Ein bedeutender neuer Faktor, der sich vor allem auf die rund 100 Städte auswirkt, die weltweit eine Schlüsselposition innehaben, ist der starke Anstieg von Landerwerb durch Unternehmen. Allein in diesen 100 Städten kauften Konzerne von Mitte 2013 bis Mitte 2014 ausgewiesene Grundstücke im Wert von mehr als 600 Milliarden Dollar, und im Wert von über einer Billion von Mitte 2014 bis Mitte 2015, was auf weiteres steiles Wachstum hinweist. In diesen Zahlen sind die erklecklichen Summen für den Erwerb städtischen Grunds zur Baulanderschließung noch nicht mit eingerechnet.
Während diese 100 Städte einen erheblichen Anteil des Gesamtkaufvolumens der Neuerwerbungen ausmachen, sind die Wachstumsraten einzelner Städte besonders auffällig, weil besonders hoch. So gab es zum Beispiel von 2013 bis 2014 einen Zuwachs beim Grundstückserwerb durch ausländische Firmen um 248 Prozent in Amsterdam/Randstad, um 180 Prozent in Madrid und um 475 Prozent in Nanjing. Betrachtet man im Gegensatz dazu die bedeutenden Städte in den betreffenden Regionen, betrug die Wachstumsrate nur etwas über 68,5 Prozent für New York, 37,6 Prozent für London und 160,8 Prozent für Peking.
Die Folgen dieser Käufe machen sich in einigen Städten drastisch bemerkbar, besonders in New York und London, wo der Anteil erschwinglichen Wohnraums immer weiter abnimmt. Im Zuge eines Vorstoßes durch die Regierung Großbritanniens erlaubt ein neues Gesetz privaten Bauunternehmern nun, mietpreisgebundene Wohnungen für einkommensschwache Familien zu erwerben und zu verkaufen. Da das Angebot an günstigen Wohngelegenheiten in London schon jetzt stark eingeschränkt ist, stieß diese Entscheidung auf wütende Kritik.
Städte als Grenzlandschaften von heute?
Stelle ich mir selbst die Frage, wo die Grenzlandschaften von heute zu finden sind, lautet meine Antwort: in unseren Großstädten. Eine Grenzlandschaft ist ein Raum, in dem Akteure aus unterschiedlichen Welten sich mit Erlebnissen konfrontiert sehen, für die es keine etablierten Verhaltensregeln gibt.
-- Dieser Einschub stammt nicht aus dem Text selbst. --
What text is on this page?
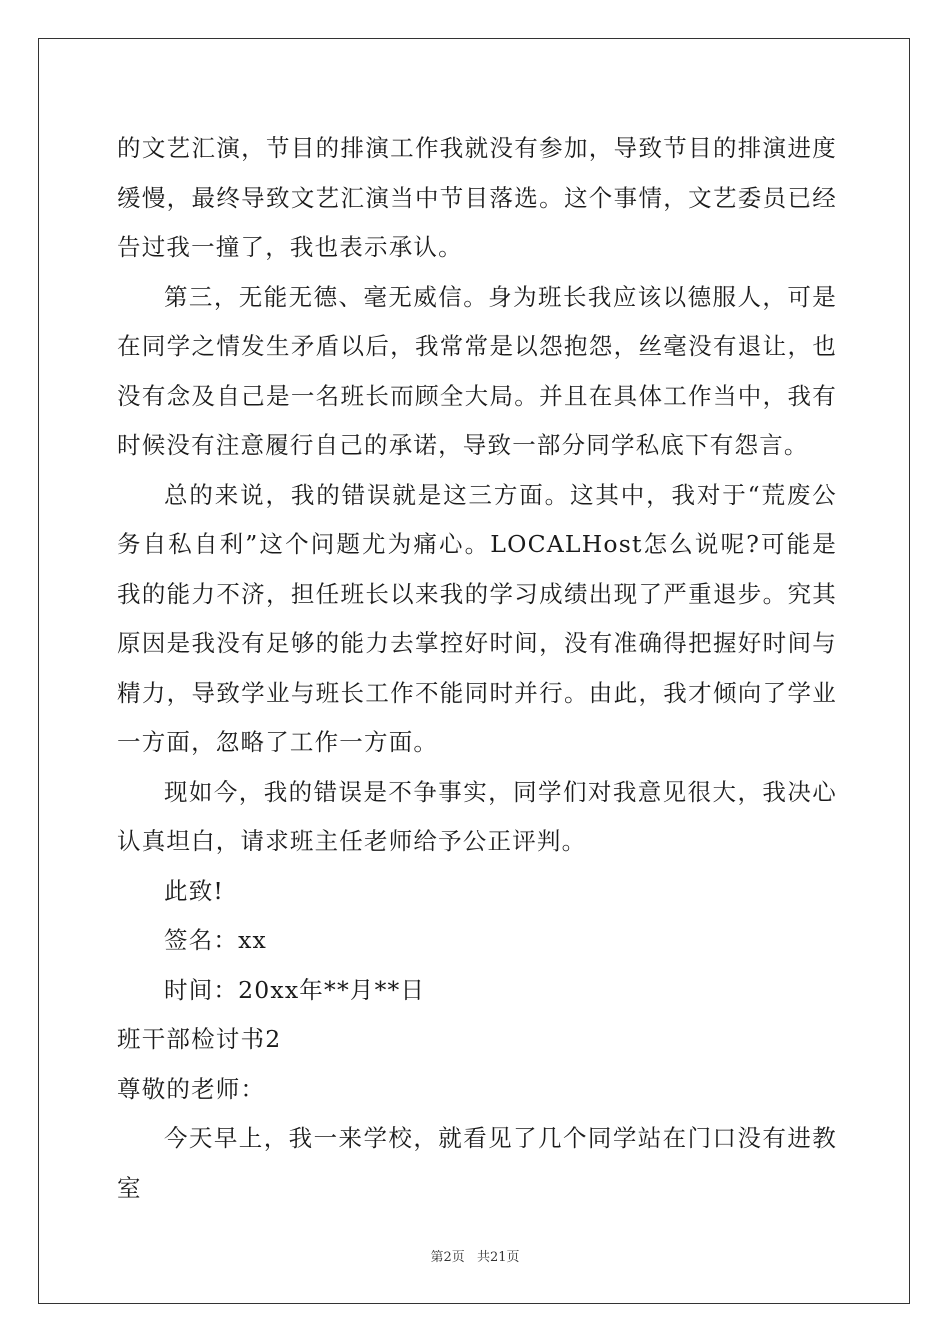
的文艺汇演，节目的排演工作我就没有参加，导致节目的排演进度缓慢，最终导致文艺汇演当中节目落选。这个事情，文艺委员已经告过我一撞了，我也表示承认。

第三，无能无德、毫无威信。身为班长我应该以德服人，可是在同学之情发生矛盾以后，我常常是以怨抱怨，丝毫没有退让，也没有念及自己是一名班长而顾全大局。并且在具体工作当中，我有时候没有注意履行自己的承诺，导致一部分同学私底下有怨言。

总的来说，我的错误就是这三方面。这其中，我对于“荒废公务自私自利”这个问题尤为痛心。LOCALHost怎么说呢?可能是我的能力不济，担任班长以来我的学习成绩出现了严重退步。究其原因是我没有足够的能力去掌控好时间，没有准确得把握好时间与精力，导致学业与班长工作不能同时并行。由此，我才倾向了学业一方面，忽略了工作一方面。

现如今，我的错误是不争事实，同学们对我意见很大，我决心认真坦白，请求班主任老师给予公正评判。

此致!

签名：xx

时间：20xx年**月**日

班干部检讨书2

尊敬的老师：

今天早上，我一来学校，就看见了几个同学站在门口没有进教室

第2页 共21页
An der historischen Grenze zwischen Wildnis und Zivilisation führte dies entweder zu Verhandlungen mit den Einheimischen oder - wie in der Mehrheit der Fälle - zu deren Verfolgung und Unterdrückung.
Die heutigen Grenzlandschaften in den in dieser Hinsicht bunt gemischten Großstädten zeigen da bei Weitem mehr Varianten zwischenmenschlichen Verhaltens. Diejenigen, die über eine gewisse Macht und Einfluss verfügen, möchten nicht von den Armen belästigt werden. Häufig überlässt man diese dann einfach ihrem eigenen Schicksal. In manchen Städten, wie etwa in den USA und Brasilien, kommt es zu extremen Polizeiübergriffen. Dies kann jedoch wiederum zu einer öffentlichen Debatte führen - ein möglicher erster Schritt in einer längeren Entwicklung, zumindest manche Rechte zugestanden zu bekommen. Es sind die Städte, in denen viele der Kämpfe über Rechtsansprüche ausgetragen und auch langfristig Teilerfolge erzielt werden.
Diese mögliche Komplexität der eigenen Machtlosigkeit, die Fähigkeit, Geschichte, eine Kultur und noch vieles mehr zu formen - all dies ist heutzutage stark gefährdet: durch das starke Ausmaß an Stadtsanierungen vonseiten privater Unternehmen genauso wie durch die Verbreitung von "Gated Communities", durch die graduelle Vertreibung des Mittelstands, der sich die hohen Wohnkosten nicht mehr leisten kann, und die gesteigerte Armut selbst in den reichsten Städten.